In Psi-Watch, I introduced three species of human-engineered supersoldiers codenamed the Patriot Anvils, Patriot Boxers and Patriot Ivories. Those mutates exist in the Otherverse as well, as do the Patriot Couriers and Patriot Mechanic superhumans, who are described in APEX. So we've got A, B, C, I and M covered. There's alot of letters of the alphabet still there, and alot of mutant soldiers whose codenames can start with those letters.
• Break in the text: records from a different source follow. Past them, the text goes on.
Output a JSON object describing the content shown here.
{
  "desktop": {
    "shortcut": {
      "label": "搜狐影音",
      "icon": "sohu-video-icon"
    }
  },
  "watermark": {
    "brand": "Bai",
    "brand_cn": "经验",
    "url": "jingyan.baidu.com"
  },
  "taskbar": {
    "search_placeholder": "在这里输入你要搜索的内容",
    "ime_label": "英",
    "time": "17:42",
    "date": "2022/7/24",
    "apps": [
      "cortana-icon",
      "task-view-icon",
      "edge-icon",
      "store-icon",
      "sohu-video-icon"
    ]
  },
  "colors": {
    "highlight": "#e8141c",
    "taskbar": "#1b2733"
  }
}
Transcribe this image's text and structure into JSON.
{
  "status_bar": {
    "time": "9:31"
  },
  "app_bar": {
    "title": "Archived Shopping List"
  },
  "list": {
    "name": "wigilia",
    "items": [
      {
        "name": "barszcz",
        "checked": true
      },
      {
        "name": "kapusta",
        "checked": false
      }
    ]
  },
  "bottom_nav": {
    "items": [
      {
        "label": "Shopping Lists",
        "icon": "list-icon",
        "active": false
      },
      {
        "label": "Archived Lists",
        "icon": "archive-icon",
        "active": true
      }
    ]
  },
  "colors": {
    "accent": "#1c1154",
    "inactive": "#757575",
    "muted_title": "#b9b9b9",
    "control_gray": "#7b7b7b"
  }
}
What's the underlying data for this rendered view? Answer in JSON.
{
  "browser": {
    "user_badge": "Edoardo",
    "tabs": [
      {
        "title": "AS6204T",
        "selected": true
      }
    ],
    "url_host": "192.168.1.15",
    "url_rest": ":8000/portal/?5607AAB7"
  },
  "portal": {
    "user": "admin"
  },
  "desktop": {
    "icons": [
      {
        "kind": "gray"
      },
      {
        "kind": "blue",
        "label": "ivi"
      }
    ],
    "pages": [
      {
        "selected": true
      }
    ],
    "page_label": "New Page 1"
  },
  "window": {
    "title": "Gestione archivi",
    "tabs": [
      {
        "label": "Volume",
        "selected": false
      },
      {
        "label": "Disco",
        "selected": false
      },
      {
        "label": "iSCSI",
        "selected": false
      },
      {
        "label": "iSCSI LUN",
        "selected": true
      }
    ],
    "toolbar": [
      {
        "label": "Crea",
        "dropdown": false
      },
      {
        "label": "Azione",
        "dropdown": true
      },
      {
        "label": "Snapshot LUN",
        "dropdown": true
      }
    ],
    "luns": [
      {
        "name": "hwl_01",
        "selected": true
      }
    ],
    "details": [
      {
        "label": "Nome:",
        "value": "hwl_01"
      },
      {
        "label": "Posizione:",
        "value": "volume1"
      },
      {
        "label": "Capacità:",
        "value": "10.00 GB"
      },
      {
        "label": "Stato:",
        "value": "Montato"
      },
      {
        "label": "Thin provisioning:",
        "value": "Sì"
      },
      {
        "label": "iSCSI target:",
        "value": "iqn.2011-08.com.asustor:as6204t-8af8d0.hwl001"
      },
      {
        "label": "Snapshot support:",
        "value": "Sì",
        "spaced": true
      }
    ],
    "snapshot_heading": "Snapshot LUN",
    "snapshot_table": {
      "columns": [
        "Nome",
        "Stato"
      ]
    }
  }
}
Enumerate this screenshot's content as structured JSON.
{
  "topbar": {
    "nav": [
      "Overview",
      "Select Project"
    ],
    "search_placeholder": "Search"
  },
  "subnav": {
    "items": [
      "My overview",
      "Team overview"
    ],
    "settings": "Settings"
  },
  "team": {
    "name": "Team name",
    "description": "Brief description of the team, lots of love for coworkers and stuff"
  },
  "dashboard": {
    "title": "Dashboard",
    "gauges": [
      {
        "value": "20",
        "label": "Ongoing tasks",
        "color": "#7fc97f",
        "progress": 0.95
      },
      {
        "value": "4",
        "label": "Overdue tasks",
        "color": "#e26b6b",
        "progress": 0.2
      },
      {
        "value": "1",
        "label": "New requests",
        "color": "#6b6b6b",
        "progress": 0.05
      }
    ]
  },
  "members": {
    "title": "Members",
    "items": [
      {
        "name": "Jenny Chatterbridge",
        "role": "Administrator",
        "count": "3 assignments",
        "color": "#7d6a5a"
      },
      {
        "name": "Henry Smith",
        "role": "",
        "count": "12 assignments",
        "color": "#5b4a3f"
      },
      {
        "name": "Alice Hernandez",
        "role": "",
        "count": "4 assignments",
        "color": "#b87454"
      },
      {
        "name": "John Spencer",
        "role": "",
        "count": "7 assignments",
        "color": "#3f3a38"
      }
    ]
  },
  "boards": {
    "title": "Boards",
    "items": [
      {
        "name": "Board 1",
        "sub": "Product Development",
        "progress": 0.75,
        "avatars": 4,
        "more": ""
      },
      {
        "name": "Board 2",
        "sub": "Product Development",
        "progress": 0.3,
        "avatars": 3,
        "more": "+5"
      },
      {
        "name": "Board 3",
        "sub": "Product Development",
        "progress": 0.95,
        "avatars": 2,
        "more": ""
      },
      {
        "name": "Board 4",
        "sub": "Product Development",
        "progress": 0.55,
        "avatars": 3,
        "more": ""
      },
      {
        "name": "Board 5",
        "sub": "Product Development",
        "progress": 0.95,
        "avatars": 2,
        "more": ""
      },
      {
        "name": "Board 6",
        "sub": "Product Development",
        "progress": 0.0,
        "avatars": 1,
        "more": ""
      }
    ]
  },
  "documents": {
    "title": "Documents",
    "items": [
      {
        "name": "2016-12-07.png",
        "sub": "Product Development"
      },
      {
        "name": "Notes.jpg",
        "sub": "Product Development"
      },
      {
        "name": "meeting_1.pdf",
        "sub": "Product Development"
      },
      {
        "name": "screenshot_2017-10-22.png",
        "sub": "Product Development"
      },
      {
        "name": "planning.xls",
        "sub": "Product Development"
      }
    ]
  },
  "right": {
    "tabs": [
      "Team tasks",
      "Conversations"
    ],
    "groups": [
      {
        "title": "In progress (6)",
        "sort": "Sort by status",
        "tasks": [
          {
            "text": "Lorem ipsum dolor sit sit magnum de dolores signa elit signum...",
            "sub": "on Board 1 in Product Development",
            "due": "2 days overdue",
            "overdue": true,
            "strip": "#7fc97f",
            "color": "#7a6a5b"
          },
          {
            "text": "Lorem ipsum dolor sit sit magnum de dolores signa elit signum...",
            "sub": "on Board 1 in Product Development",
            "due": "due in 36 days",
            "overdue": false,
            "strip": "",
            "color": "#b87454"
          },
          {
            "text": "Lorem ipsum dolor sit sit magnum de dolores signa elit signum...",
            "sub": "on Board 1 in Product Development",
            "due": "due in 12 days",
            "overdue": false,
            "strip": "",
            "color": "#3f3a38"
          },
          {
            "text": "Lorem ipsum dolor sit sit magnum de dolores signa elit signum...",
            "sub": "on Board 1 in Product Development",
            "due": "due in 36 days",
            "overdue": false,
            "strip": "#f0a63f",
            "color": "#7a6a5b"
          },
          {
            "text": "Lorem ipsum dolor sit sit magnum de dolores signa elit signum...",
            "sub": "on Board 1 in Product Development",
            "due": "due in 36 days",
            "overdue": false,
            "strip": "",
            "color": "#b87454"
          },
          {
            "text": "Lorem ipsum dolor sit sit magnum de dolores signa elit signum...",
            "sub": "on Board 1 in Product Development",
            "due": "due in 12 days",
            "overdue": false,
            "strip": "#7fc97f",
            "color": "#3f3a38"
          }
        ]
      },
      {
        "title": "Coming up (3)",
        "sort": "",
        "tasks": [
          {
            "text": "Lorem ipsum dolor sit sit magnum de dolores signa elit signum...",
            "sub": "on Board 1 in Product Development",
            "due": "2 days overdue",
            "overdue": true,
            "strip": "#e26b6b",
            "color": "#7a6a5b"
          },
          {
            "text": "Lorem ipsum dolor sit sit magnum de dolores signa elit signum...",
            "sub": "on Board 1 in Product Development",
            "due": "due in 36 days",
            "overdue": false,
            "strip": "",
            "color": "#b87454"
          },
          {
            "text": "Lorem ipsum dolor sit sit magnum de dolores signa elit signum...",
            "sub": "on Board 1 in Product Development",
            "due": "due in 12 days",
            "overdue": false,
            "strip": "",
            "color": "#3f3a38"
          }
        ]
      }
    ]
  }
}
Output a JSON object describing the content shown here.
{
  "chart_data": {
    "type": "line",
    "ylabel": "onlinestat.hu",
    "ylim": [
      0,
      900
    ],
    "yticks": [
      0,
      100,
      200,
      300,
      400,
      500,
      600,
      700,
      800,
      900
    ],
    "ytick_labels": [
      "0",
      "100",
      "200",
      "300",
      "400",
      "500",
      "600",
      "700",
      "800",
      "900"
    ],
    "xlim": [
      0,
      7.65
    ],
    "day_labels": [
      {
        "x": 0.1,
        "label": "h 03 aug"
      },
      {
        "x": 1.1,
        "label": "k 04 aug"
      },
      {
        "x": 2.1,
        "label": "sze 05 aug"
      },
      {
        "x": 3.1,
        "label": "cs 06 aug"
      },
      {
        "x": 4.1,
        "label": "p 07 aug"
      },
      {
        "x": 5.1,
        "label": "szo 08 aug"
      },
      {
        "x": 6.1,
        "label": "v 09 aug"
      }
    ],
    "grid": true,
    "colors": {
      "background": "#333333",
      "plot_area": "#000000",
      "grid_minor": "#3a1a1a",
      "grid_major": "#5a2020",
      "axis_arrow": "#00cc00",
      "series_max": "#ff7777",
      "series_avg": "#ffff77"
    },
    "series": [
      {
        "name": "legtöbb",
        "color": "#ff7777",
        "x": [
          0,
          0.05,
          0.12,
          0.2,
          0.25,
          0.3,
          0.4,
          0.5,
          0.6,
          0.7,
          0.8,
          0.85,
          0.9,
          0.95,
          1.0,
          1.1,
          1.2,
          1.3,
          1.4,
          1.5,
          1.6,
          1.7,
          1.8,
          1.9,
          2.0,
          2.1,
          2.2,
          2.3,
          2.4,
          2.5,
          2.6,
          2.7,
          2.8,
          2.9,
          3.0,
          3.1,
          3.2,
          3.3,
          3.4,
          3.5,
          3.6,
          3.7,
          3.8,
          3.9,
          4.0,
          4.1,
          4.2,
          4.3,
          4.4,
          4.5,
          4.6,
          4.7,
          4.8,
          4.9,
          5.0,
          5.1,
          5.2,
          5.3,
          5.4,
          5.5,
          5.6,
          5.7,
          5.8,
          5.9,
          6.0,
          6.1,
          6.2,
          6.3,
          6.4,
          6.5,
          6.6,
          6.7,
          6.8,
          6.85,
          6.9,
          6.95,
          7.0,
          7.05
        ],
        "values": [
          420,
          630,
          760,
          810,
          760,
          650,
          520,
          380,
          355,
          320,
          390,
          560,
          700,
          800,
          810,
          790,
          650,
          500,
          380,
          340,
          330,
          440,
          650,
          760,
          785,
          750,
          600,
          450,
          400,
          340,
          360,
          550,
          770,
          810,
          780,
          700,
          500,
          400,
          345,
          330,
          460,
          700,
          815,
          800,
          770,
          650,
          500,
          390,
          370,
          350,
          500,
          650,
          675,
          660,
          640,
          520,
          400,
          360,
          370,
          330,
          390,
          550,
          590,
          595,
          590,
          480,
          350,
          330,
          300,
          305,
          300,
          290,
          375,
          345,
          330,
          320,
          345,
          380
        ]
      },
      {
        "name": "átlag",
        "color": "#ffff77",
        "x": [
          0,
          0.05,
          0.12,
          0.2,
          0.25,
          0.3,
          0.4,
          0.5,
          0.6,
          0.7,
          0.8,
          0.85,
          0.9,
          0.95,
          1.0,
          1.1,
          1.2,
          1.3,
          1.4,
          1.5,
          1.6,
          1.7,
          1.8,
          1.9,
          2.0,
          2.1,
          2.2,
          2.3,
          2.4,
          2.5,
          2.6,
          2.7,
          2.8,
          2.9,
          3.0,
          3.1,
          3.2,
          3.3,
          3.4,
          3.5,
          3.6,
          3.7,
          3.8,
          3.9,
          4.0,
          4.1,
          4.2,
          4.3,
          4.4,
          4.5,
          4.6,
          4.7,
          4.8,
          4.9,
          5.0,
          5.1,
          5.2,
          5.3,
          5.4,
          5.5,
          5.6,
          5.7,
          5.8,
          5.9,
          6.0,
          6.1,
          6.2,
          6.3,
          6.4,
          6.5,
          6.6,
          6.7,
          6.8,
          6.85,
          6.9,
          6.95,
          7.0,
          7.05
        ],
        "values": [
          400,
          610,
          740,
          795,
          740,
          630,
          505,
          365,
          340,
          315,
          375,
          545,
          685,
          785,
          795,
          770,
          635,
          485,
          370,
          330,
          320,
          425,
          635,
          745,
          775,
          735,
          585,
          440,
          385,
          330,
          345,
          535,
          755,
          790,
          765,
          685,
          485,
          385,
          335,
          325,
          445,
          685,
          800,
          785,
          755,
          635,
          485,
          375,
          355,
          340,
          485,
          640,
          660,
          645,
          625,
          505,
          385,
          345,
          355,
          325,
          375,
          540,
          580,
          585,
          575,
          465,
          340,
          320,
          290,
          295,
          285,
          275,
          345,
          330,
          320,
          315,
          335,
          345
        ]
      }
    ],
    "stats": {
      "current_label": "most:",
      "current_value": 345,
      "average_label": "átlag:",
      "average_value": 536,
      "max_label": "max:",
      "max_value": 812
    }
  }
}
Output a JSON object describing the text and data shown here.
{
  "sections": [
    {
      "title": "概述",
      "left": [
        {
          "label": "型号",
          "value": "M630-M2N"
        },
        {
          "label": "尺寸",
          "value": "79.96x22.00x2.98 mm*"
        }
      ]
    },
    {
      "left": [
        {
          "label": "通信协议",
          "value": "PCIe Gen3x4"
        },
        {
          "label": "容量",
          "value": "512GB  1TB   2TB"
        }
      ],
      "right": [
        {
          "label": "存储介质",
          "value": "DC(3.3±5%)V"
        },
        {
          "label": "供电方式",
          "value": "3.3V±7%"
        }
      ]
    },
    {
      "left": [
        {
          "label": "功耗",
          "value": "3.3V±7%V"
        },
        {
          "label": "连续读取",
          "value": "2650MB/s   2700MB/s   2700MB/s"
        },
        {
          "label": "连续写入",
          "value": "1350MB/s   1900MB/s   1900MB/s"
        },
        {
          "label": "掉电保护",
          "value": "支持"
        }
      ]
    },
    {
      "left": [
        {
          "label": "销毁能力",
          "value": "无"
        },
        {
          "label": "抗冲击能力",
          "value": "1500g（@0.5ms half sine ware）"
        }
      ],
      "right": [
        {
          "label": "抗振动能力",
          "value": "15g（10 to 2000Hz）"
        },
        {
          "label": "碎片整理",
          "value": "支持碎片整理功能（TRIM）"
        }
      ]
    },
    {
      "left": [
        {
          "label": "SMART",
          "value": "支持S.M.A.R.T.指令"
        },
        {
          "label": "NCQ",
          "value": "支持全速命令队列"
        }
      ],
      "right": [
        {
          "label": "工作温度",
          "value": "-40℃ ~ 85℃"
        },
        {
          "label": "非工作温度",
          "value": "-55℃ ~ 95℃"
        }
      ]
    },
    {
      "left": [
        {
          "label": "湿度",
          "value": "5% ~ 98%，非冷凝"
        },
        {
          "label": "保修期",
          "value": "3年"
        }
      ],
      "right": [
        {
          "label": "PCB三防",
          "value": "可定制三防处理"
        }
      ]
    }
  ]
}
Finally, I have to comment on something I read on Louis' blog (which I follow religiously). In a post last week, he divided RPG publishers into two categories, based on sales footprint and distribution method: PDF publishers and hard-back publishers. I can certainly see where he is coming from, but I think that in his post, there is an unspoken 'submission' to hard-back publishers, a feeling that as a PDF publisher we can't compete on the same level, an acceptance of lower sales and lower levels of prestige.

Certainly, as a small PDF publisher I don't have the logistical support, art budget or advertising capability of a big 'HB' publisher. But in terms of just IDEAS, I think all RPG publishers, no matter what their operating budgets or distribution methods are, compete on the same plane. Every product I put out, I feel like I am directly competing against industry giants like Green Ronin, Paizo, LPJD, Adamant, and yes, WOTC (well, less now, but you know what I mean). In order to feel satisfied as an artist, each time I release something, I have to feel that the ideas you'll find inside are AS GOOD IF NOT BETTER than anything from any other publisher, big or small. The art, the layout, the limitations of the PDF format.... screw it.

The question for me is: are the black words on the white page as good as anything WOTC put out? As good as anything Monte Cook does? If yes, I'm happy as a publisher. If not, I'm pissed and try to do better next time.

I don't know.... I find myself agreeing intellectual with everything that Louis said, but for some reason, some emotional part of me wants to disagree wtih everything. Something about that post just sorta rankles me, and I can't really put my finger on WHY.